On 14 January 2017, a pod of ~100 beached themselves in Everglades National Park, Florida, US; the remoteness of the area was detrimental to rescue efforts, causing the deaths of 81 whales. The other two strandings in Florida were in 1986 with three beached whales from a pod of 40 in Cedar Key, and 1980 with 28 stranded in Key West.

==Conservation==
The false killer whale is covered by the Agreement on the Conservation of Small Cetaceans of the Baltic, North East Atlantic, Irish and North Seas (ASCOBANS), and the Agreement on the Conservation of Cetaceans in the Black Sea, Mediterranean Sea and Contiguous Atlantic Area (ACCOBAMS).
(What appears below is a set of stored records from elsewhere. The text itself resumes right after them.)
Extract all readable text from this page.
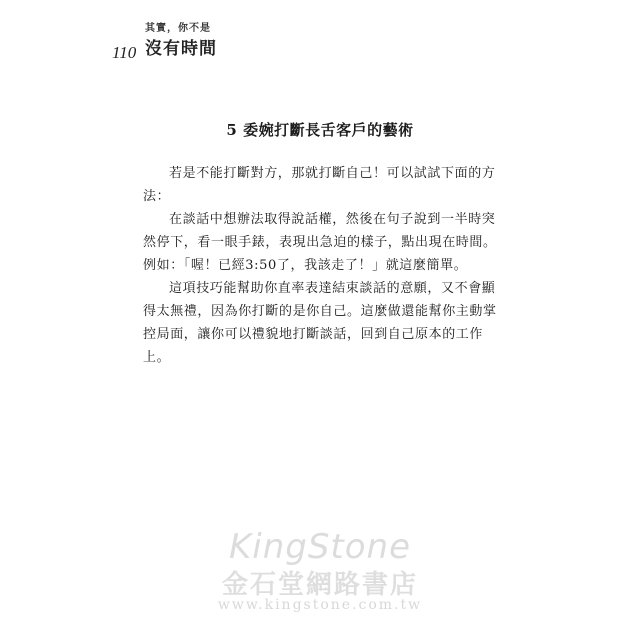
110
其實，你不是
沒有時間
5 委婉打斷長舌客戶的藝術

若是不能打斷對方，那就打斷自己！可以試試下面的方法：

在談話中想辦法取得說話權，然後在句子說到一半時突然停下，看一眼手錶，表現出急迫的樣子，點出現在時間。例如：「喔！已經3:50了，我該走了！」就這麼簡單。

這項技巧能幫助你直率表達結束談話的意願，又不會顯得太無禮，因為你打斷的是你自己。這麼做還能幫你主動掌控局面，讓你可以禮貌地打斷談話，回到自己原本的工作上。

KingStone
金石堂網路書店
www.kingstone.com.tw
The species is further included in the Memorandum of Understanding Concerning the Conservation of the Manatee and Small Cetaceans of Western Africa and Macaronesia (Western African Aquatic Mammals MoU) and the Memorandum of Understanding for the Conservation of Cetaceans and Their Habitats in the Pacific Islands Region (Pacific Cetaceans MoU).

No accurate global estimates for the false killer whale exist, so the species is listed as Near Threatened by the IUCN Redlist. In November 2012, the United States' National Oceanic and Atmospheric Administration recognized the Hawaiian population of false killers, comprising ~150 whales, as endangered.